I’ve written a simple 1D convolution method, with a signature like this:
bool convolve(const float* const input,float* const output,size_t n)
It takes a host-memory row of length “n” of pixels as “input”, and writes the filtered output to “output”. Internally, the following steps are performed:
Copy the input from host to device memory.
Pad the input data in device memory to a power of two.
Apply a point-wise complex multiplication in the frequency domain.
Scale the result to account for the un-normalized FFT.
Copy the result back from device to host memory.

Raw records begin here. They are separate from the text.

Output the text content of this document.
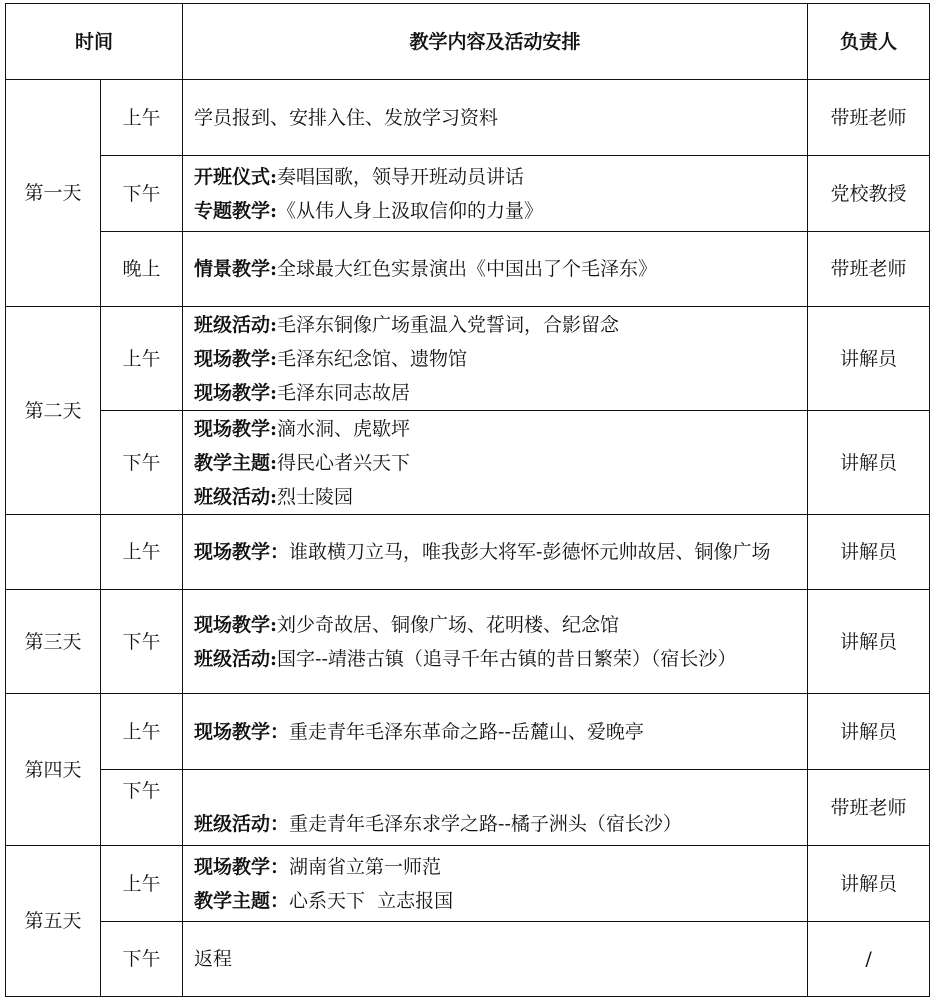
时间		教学内容及活动安排	负责人
第一天	上午	学员报到、安排入住、发放学习资料	带班老师
	下午	开班仪式:奏唱国歌，领导开班动员讲话
专题教学:《从伟人身上汲取信仰的力量》	党校教授
	晚上	情景教学:全球最大红色实景演出《中国出了个毛泽东》	带班老师
第二天	上午	班级活动:毛泽东铜像广场重温入党誓词，合影留念
现场教学:毛泽东纪念馆、遗物馆
现场教学:毛泽东同志故居	讲解员
	下午	现场教学:滴水洞、虎歇坪
教学主题:得民心者兴天下
班级活动:烈士陵园	讲解员
	上午	现场教学：谁敢横刀立马，唯我彭大将军-彭德怀元帅故居、铜像广场	讲解员
第三天	下午	现场教学:刘少奇故居、铜像广场、花明楼、纪念馆
班级活动:国字--靖港古镇（追寻千年古镇的昔日繁荣）（宿长沙）	讲解员
第四天	上午	现场教学：重走青年毛泽东革命之路--岳麓山、爱晚亭	讲解员
	下午	班级活动：重走青年毛泽东求学之路--橘子洲头（宿长沙）	带班老师
第五天	上午	现场教学：湖南省立第一师范
教学主题：心系天下  立志报国	讲解员
	下午	返程	/
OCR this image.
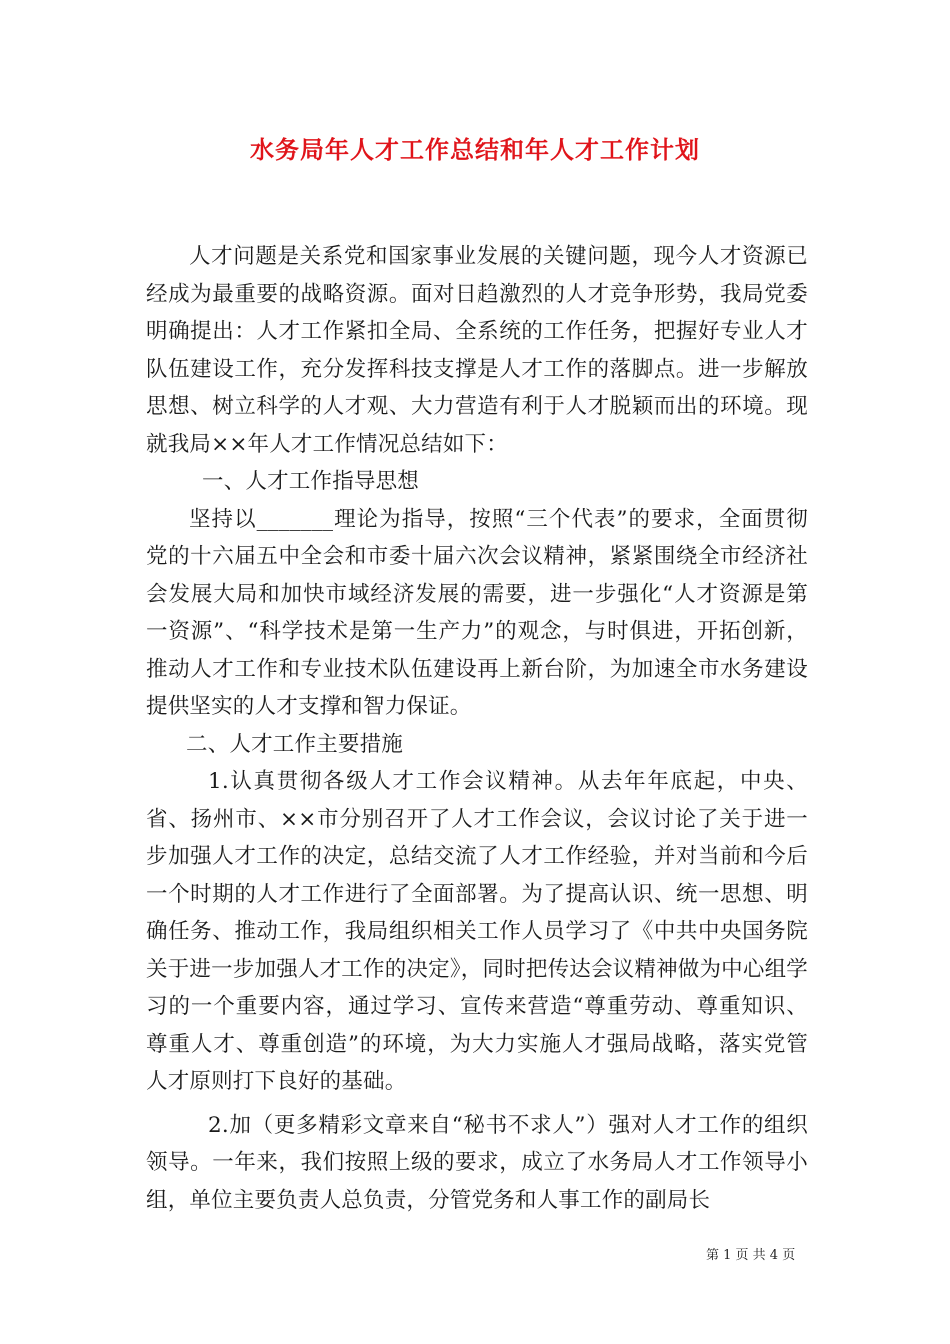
水务局年人才工作总结和年人才工作计划

人才问题是关系党和国家事业发展的关键问题，现今人才资源已经成为最重要的战略资源。面对日趋激烈的人才竞争形势，我局党委明确提出：人才工作紧扣全局、全系统的工作任务，把握好专业人才队伍建设工作，充分发挥科技支撑是人才工作的落脚点。进一步解放思想、树立科学的人才观、大力营造有利于人才脱颖而出的环境。现就我局××年人才工作情况总结如下：

一、人才工作指导思想

坚持以_______理论为指导，按照“三个代表”的要求，全面贯彻党的十六届五中全会和市委十届六次会议精神，紧紧围绕全市经济社会发展大局和加快市域经济发展的需要，进一步强化“人才资源是第一资源”、“科学技术是第一生产力”的观念，与时俱进，开拓创新，推动人才工作和专业技术队伍建设再上新台阶，为加速全市水务建设提供坚实的人才支撑和智力保证。

二、人才工作主要措施

1.认真贯彻各级人才工作会议精神。从去年年底起，中央、省、扬州市、××市分别召开了人才工作会议，会议讨论了关于进一步加强人才工作的决定，总结交流了人才工作经验，并对当前和今后一个时期的人才工作进行了全面部署。为了提高认识、统一思想、明确任务、推动工作，我局组织相关工作人员学习了《中共中央国务院关于进一步加强人才工作的决定》，同时把传达会议精神做为中心组学习的一个重要内容，通过学习、宣传来营造“尊重劳动、尊重知识、尊重人才、尊重创造”的环境，为大力实施人才强局战略，落实党管人才原则打下良好的基础。

2.加（更多精彩文章来自“秘书不求人”）强对人才工作的组织领导。一年来，我们按照上级的要求，成立了水务局人才工作领导小组，单位主要负责人总负责，分管党务和人事工作的副局长

第 1 页 共 4 页
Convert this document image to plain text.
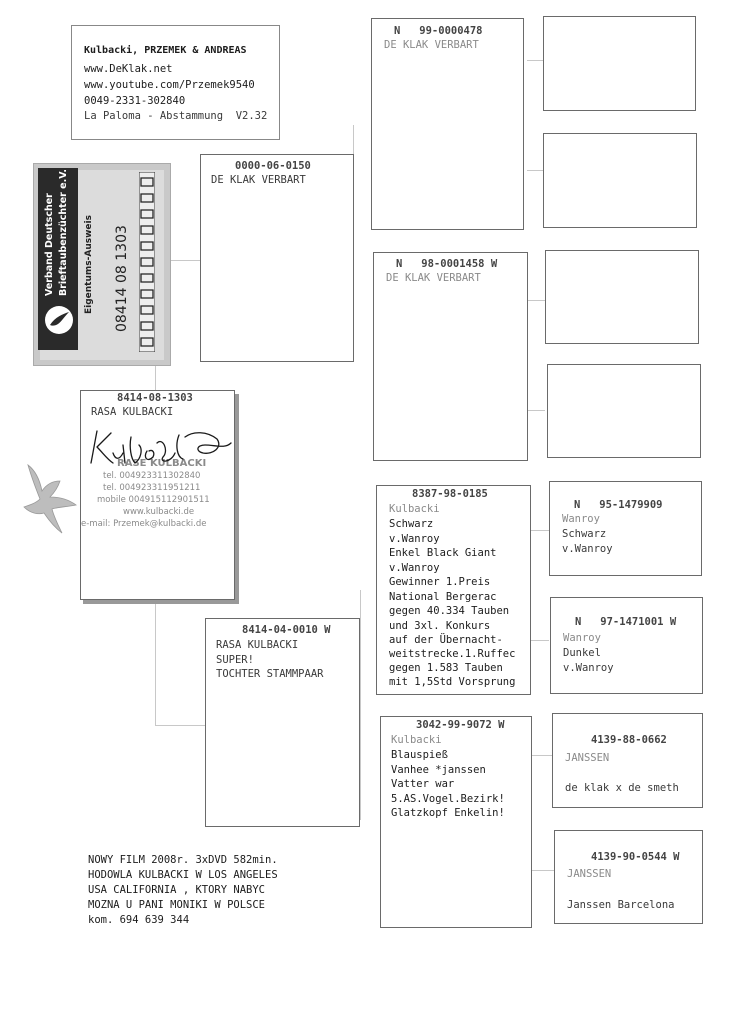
Kulbacki, PRZEMEK & ANDREAS
www.DeKlak.net
www.youtube.com/Przemek9540
0049-2331-302840
La Paloma - Abstammung  V2.32
Verband Deutscher Brieftaubenzüchter e.V. Eigentums-Ausweis 08414 08 1303
8414-08-1303
RASA KULBACKI
RASE KULBACKI
tel. 004923311302840
tel. 004923311951211
mobile 004915112901511
www.kulbacki.de
e-mail: Przemek@kulbacki.de
0000-06-0150
DE KLAK VERBART
8414-04-0010 W
RASA KULBACKI
SUPER!
TOCHTER STAMMPAAR
N   99-0000478
DE KLAK VERBART
N   98-0001458 W
DE KLAK VERBART
8387-98-0185
Kulbacki
Schwarz
v.Wanroy
Enkel Black Giant
v.Wanroy
Gewinner 1.Preis
National Bergerac
gegen 40.334 Tauben
und 3xl. Konkurs
auf der Übernacht-
weitstrecke.1.Ruffec
gegen 1.583 Tauben
mit 1,5Std Vorsprung
3042-99-9072 W
Kulbacki
Blauspieß
Vanhee *janssen
Vatter war
5.AS.Vogel.Bezirk!
Glatzkopf Enkelin!
N   95-1479909
Wanroy
Schwarz
v.Wanroy
N   97-1471001 W
Wanroy
Dunkel
v.Wanroy
4139-88-0662
JANSSEN
de klak x de smeth
4139-90-0544 W
JANSSEN
Janssen Barcelona
NOWY FILM 2008r. 3xDVD 582min.
HODOWLA KULBACKI W LOS ANGELES
USA CALIFORNIA , KTORY NABYC
MOZNA U PANI MONIKI W POLSCE
kom. 694 639 344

The code works just fine unless I provide pointers to a mapped D3D texture surface as input / output. Of course, I changed all the “host to device” / “device to host” cudaMemcpy operations to the “device to device” kind. I also replaced my convolve() call with a simple copy to rule out any D3D resource registering / mapping bugs. The problem seems to be the cufftExecR2C() call which seems to return garbage if a D3D resource is mapped. Before I go into any more details by posting more code or writing a minimal example program, I’d like to know if there are any known issues here or if I’m trying to do something really stupid.
The reasoning behind using D3D textures instead of host memory as input / output is that the data I need to convolve is on the GPU already anyways (namely, as D3D textures), and I thought I could gain some speed by not copying the texture from the GPU to the host, convolve it, and then copy the result back to the texture again.
I’ve tried both CUDA 2.0 and 2.1 beta under Windows XP 32 bit. Any help is appreciated, thanks!